CRIAR SIM - PRODUZIR NAO

Tenho escrito pouco. Muito menos que gostaria.

Não gosto de produzir. Gosto de criar. Criação natural e espontânea.

Gosto quanto emerge uma vontade qualquer e o assunto ou o poema vai transcorrendo livremente, como um ribeirão que corre silenciosamente em meio ao capoeirão, sem alardes, sem tapumes ou recifes, no mais absoluto silêncio e na mais amena discrição.

Gosto quando as palavras, as imagens e as intenções vão escorrendo normalmente, formando frases, versos e estrofes ou parágrafos, dizendo de forma espontâneo o que quero, mas mantendo a liberdade de quem o lê, de traduzir o que escrevo segundo o que deseja, o que seus sentimentos produzem de imagem, com o que quem lê associa ou imagina ou deseja ou precisa.

Minha mulher, minha fêmea e minha musa, minha parceira, minha cúmplice e meu suporte, as vezes me diz que gosta de me ver escrevendo, porque sente que eu viajo, que eu vago, como se estivesse tomado por entidades (ela é espiritista - eu não) e quando ela assim me diz, somente rio, porque realmente sinto que as palavras, os versos, as frases, fluem com tamanha desenvoltura e liberdade que até me surpreendem.
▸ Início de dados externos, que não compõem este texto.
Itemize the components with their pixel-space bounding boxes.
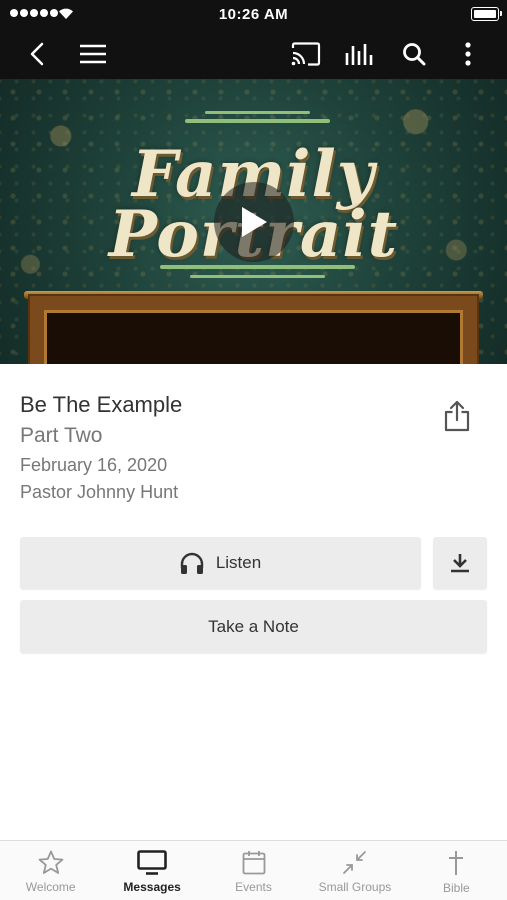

Digo a ela e a tantos amigos mais íntimos que questionam a inspiração com que um poeta cria, que o
poeta - ser privilegiado por Deus - tem a capacidade absoluta da empatia, conseguindo se colocar dentro ou a margem da imagem que sua imaginação desenvolve, ou exatamente nas vezes e no lugar de alguém , ou algum personagem, que quer ou deseja usar para dizer as suas coisas, os seus conceitos, seus preceitos ou simples opinião.

Realmente é um transe, uma desintegração ou integração física, ou um descompasso de tempo e de espaço, que elevam o poeta a uma amplitude, a um tempo e um espaço do qual somente retorna quando concluída a idéia.

Complexo eu sei, mas só que tem esse veio é capaz de entender intimamente e internamente esse processo de interação do poeta com as suas criações.

Por isso não gosto de produzir. Não sei produzir. Não aprendi a produzir. Só a criar coisas que tantas vezes surpreende até a mim, num questionamento infindo e tão imenso e imensurável quanto o firmamento, mercê de tantas ilusões e tantas viagens imaginárias mesmo daqueles que nunca foram astronautas, mas pelo menos foram ou são poetas.